With his best friend and lifelong business partner Donald Klopfer, and other young Jewish entrepreneurs like the Knopfs and Simon & Schuster, Cerf remade the book business: what was published, and how. In 1925, he and Klopfer had bought the Modern Library and turned it into an institution, then founded Random House, which eventually became a home to Truman Capote, Ralph Ellison, Ayn Rand, Dr. Seuss, Toni Morrison, James Michener, and many more.

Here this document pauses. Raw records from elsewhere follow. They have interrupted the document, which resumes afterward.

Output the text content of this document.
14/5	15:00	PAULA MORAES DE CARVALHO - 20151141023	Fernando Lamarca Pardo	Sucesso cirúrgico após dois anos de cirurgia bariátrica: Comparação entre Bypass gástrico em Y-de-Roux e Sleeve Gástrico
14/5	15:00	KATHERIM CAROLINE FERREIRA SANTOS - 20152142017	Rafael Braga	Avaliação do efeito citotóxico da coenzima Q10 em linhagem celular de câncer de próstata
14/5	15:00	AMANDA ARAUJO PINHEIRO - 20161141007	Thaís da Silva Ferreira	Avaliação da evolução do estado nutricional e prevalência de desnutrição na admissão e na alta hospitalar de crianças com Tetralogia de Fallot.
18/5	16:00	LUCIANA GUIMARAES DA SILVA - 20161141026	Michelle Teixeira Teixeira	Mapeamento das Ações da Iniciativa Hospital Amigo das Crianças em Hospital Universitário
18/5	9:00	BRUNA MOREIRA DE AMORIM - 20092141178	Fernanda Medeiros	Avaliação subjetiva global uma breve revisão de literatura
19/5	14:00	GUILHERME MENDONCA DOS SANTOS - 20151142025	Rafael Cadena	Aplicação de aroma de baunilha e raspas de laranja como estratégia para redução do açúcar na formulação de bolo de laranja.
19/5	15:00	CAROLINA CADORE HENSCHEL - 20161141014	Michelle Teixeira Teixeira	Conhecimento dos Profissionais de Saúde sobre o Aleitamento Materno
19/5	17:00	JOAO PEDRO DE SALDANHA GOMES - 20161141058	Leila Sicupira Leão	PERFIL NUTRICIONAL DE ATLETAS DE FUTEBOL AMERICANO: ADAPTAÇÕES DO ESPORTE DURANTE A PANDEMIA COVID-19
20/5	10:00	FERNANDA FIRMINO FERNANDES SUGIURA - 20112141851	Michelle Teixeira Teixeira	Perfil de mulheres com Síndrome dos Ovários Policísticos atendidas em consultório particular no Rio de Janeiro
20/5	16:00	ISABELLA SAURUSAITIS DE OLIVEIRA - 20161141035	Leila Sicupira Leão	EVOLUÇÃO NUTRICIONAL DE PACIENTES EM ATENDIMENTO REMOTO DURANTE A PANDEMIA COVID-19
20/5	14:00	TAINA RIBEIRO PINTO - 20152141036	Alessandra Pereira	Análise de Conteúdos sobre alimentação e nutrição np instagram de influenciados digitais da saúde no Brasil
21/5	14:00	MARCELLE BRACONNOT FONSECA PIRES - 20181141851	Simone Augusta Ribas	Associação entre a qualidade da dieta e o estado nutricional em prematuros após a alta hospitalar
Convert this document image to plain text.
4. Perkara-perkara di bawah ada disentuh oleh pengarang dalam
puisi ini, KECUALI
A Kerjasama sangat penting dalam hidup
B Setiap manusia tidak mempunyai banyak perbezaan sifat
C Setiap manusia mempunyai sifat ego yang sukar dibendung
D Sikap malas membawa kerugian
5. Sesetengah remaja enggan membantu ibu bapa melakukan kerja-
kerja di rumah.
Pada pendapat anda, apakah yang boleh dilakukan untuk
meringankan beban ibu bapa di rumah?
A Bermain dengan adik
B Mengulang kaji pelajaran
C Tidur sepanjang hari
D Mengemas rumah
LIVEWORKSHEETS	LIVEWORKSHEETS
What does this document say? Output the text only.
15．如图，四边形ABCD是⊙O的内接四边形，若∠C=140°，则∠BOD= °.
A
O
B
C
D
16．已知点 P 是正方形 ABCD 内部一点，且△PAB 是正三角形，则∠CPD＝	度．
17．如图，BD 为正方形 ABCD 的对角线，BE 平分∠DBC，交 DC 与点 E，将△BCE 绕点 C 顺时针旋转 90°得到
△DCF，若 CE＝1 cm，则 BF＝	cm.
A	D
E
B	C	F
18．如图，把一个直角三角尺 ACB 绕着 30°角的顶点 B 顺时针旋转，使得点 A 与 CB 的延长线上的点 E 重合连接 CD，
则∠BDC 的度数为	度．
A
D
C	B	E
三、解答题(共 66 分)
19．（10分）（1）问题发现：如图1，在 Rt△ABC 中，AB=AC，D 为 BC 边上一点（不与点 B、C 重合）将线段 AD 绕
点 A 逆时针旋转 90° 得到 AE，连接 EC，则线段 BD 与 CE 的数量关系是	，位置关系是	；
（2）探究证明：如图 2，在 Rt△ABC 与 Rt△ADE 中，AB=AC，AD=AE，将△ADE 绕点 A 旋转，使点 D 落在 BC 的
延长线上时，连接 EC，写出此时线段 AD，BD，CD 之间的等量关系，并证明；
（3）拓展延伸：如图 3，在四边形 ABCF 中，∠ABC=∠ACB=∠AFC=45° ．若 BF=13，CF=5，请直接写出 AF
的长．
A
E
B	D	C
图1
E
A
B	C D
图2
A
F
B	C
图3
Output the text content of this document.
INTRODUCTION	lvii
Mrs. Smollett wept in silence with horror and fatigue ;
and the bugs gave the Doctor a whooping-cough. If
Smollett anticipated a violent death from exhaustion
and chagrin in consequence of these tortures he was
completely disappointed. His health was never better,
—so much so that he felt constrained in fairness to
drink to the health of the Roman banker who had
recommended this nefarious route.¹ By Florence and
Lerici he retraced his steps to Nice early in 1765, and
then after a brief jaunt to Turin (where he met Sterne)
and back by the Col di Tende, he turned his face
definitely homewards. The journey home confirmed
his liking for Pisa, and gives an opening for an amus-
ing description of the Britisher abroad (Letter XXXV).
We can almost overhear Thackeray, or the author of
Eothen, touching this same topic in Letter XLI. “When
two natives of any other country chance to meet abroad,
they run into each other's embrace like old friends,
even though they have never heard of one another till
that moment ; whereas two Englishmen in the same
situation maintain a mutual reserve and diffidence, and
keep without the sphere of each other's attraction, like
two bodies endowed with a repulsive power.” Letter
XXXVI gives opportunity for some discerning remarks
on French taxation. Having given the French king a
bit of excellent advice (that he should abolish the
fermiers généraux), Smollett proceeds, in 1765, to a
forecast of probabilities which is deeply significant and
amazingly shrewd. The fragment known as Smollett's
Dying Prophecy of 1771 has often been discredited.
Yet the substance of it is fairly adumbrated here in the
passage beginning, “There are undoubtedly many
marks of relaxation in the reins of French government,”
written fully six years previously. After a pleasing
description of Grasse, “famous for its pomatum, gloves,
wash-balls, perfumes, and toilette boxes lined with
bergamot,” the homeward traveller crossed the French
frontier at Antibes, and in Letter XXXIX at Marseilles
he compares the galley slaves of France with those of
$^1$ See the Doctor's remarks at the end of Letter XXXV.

Even before TV, Cerf was a bestselling author and columnist as well as publisher; the show super-charged his celebrity, bringing fame - but also criticism. A brilliant social networker and major influencer before such terms existed, he connected books-Broadway-TV-Hollywood-politics. A fervent democratizer, he published "high," "low," and wide, and from the roaring twenties to the swinging sixties collected an incredible array of friends, from George Gershwin to Frank Sinatra, having a fabulous time along the way.
Using interviews with more than 200 individuals; deeply researched archival material; and letters from private collections not previously available, this book recalls Bennett Cerf to vibrant life, bringing booklovers into his world and time, finally giving a true American original his due.
Gayle Feldman has written for Publishers Weekly for forty years, including as a senior staff editor; since 1999, as U.S. correspondent for The Bookseller, she has analyzed the American book business for U.K. readers; and she has contributed features and reviews on books and culture to The New York Times, The Nation, The Daily Beast, and other publications. Her essays have appeared in The New York Times, Los Angeles Times, The Philadelphia Inquirer, and The Times of London. She is the author of the cancer memoir You Don't Have to Be Your Mother, published by W. W. Norton, and was awarded a National Arts Journalism Program fellowship at Columbia University, through which she published Best and Worst of Times: The Changing Business of Trade Books. The National Endowment for the Humanities has supported her work on Nothing Random with a Public Scholars award. She lives in New York City and Sag Harbor.